Yup, I am firmly in the land of the 40s, and in fact, I am crossing the hill to the other side toward 50! I have long heard that sex changes when you get older and sometimes gets not as good. I have heard older women complaining about their “dry vaginas” and their “loss of libido” and their “exhausted state” that makes them not want to have sex. I have wondered for a good 10 years now if there is any truth to that at all, or, if it was all just a myth. I can finally answer some of these assertions. Is it true? Does sex get “bad” in your 40s?
I wish it were that easy, but the truth is, it isn’t. For some women (and I will only speak for women here) sex does change, but gets better (raises hand – me, me, me!) For others, it, well, “less” good or, in general, doesn’t have as much importance. I have friends who are in their mid to late 40s who have said that “sex has lost its fun.” Huh? How can anyone say that sex isn’t fun? My friend “Lily” (named changed so she doesn’t murder me) has told me that for her, sex is overrated and she only does it enough to “keep her husband from not cheating.” This seems like a defeatist attitude to me, so I asked her why she feels this way. She told me that she is plain out exhausted, the kids (she has 4) zap her energy, her husband would rather watch football than go down on her (sad) and that she just feels that she is “comfortable” in her marriage without much sex.
How can you say sex is “bad” or “not as good” when you are not having it? It seems then that for some women it is the lack of desire to have sex. Libido is an onerous mistress and when she decides to fade away some women find this something they can’t combat. The truth is, you can fight against the loss of libido. There are hormone treatments that have been very successful in booting a low libido. Also, it is true what they say – the more sex you have, the more you want. This is what I told Lily, that she should just make a point to get frisky with her hubby. She seems pretty content with their 2 times a month!See 5 Tips For Better Sex!
WHAT ABOUT A DRY VAGINA?
Did you think I was kidding about that? Nope, I wish I were. This is something I have experienced in the last few years as my estrogen has been running for the hills in this lovely period (of lack of) in my life called PERIMENOPAUSE. Ah yes, the beautiful change of life that starts to occur as early as mid-30s, usually mid-40s and signals the beginning of the end of menstruation and fertility. This change does horrible things to your body – added weight, hair where there shouldn’t be, missing or extra periods, headaches, stiff joints, and, yes, dry vagina. Not only does the weaning estrogen affect the lubricating ability of your vagina, but it also causes the tender vaginal skin to become thinner, often resulting in painful intercourse. Yay! We get to finally have no periods but sex will hurt! Doesn’t seem fair, does it?
So, how do you combat this and help make sex better? Buy some Lube
. Buy lots of lube. Also, ask your gynecologist for hormone creams that can help with natural lubrication. There is no shame in needing some lube ladies.
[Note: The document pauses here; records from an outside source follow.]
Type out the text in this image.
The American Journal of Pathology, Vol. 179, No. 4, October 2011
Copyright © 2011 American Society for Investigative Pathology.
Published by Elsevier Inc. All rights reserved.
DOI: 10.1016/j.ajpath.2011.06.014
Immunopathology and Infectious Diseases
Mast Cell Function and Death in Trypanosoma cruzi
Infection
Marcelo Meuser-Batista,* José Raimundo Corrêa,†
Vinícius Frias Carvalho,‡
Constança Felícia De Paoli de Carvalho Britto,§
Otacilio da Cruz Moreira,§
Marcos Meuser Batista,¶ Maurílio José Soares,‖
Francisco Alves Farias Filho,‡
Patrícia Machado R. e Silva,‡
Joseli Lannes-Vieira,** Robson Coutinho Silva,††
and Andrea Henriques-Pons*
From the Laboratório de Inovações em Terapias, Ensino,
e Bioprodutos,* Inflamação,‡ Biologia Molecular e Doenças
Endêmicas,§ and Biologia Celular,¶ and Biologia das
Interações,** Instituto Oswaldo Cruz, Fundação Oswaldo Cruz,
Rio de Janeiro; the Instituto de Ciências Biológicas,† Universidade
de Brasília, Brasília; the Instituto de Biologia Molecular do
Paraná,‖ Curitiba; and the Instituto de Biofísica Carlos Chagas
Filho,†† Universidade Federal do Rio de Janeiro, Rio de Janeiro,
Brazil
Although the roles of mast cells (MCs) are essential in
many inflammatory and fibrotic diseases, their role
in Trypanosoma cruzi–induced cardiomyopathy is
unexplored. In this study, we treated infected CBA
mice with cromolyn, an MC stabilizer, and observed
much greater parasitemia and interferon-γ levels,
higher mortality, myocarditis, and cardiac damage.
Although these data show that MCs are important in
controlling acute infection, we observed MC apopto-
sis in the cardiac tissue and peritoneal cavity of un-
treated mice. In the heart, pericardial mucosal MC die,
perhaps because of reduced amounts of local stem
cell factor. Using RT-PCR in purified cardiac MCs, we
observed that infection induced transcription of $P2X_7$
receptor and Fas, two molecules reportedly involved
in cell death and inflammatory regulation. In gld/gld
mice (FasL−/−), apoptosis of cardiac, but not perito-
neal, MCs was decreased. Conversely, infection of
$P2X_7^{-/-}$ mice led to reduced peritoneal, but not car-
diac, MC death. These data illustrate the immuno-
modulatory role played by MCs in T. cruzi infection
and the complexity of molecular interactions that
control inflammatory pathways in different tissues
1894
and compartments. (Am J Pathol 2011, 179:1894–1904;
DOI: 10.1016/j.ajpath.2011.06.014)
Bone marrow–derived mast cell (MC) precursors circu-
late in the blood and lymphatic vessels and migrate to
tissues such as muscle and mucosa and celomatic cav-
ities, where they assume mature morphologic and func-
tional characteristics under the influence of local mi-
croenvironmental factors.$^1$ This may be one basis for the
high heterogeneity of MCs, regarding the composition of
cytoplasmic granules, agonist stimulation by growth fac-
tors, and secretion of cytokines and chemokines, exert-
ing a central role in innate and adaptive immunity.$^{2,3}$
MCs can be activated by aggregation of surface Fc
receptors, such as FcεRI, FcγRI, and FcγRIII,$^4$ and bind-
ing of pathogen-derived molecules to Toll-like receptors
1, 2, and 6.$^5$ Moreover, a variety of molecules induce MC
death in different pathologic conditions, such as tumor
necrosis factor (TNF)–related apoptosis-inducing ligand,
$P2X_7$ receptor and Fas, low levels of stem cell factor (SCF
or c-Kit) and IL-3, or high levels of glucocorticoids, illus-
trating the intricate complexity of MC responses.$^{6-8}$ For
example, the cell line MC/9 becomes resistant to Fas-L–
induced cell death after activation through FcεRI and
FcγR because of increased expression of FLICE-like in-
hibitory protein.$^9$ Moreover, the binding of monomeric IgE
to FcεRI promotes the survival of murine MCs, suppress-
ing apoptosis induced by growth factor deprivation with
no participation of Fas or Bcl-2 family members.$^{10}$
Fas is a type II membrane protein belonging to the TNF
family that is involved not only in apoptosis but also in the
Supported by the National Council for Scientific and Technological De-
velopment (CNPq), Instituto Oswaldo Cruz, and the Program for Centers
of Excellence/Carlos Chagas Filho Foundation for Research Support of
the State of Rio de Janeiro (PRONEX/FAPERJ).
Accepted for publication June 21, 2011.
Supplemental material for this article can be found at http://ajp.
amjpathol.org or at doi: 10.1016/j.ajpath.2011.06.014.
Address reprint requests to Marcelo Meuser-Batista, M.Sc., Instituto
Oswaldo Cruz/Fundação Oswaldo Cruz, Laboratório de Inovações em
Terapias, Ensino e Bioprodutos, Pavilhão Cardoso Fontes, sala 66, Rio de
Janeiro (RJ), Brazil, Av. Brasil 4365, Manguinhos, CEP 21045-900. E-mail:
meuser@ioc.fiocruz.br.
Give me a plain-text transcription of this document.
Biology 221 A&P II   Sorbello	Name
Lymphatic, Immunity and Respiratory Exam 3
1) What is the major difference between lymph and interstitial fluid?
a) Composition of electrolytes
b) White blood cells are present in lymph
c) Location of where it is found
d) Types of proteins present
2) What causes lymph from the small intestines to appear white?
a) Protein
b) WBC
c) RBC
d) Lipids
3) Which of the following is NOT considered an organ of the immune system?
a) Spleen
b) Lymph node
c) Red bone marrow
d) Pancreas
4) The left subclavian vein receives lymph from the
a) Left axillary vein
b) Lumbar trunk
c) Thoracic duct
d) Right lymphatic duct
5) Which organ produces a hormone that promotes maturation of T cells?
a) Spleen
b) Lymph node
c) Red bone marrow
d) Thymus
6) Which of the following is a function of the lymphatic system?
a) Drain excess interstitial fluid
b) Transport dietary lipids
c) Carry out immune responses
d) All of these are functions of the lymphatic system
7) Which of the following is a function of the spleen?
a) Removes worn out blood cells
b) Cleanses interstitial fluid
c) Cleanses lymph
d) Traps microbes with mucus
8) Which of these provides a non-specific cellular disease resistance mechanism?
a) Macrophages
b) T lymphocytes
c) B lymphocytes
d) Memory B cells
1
Don’t let peri-menopause end your sex life! Lube up!
REVAMP, REVISE, RE-LIVE
Listen ladies, you are not dead nor are you even close. Yes, your body is doing things you never knew it would. I totally get that. Yes, you are tired and seemingly have no energy left for sex. I get that too. However, this is the time when you should have the most confidence! You are a beautiful, sexy, desirable 40-something woman who should be having the best sex of her life! You KNOW what you want, you KNOW your body, you are confident enough to speak up and get the pleasure you deserve, right? This is the time to revamp the sex life, revisit those sexual fantasies you had in your 20s, re-live the best times of your life in the bedroom. You are 40 and FABULOUS so go forth and enjoy sex more than you have ever enjoyed sex before! I am and you can and should too!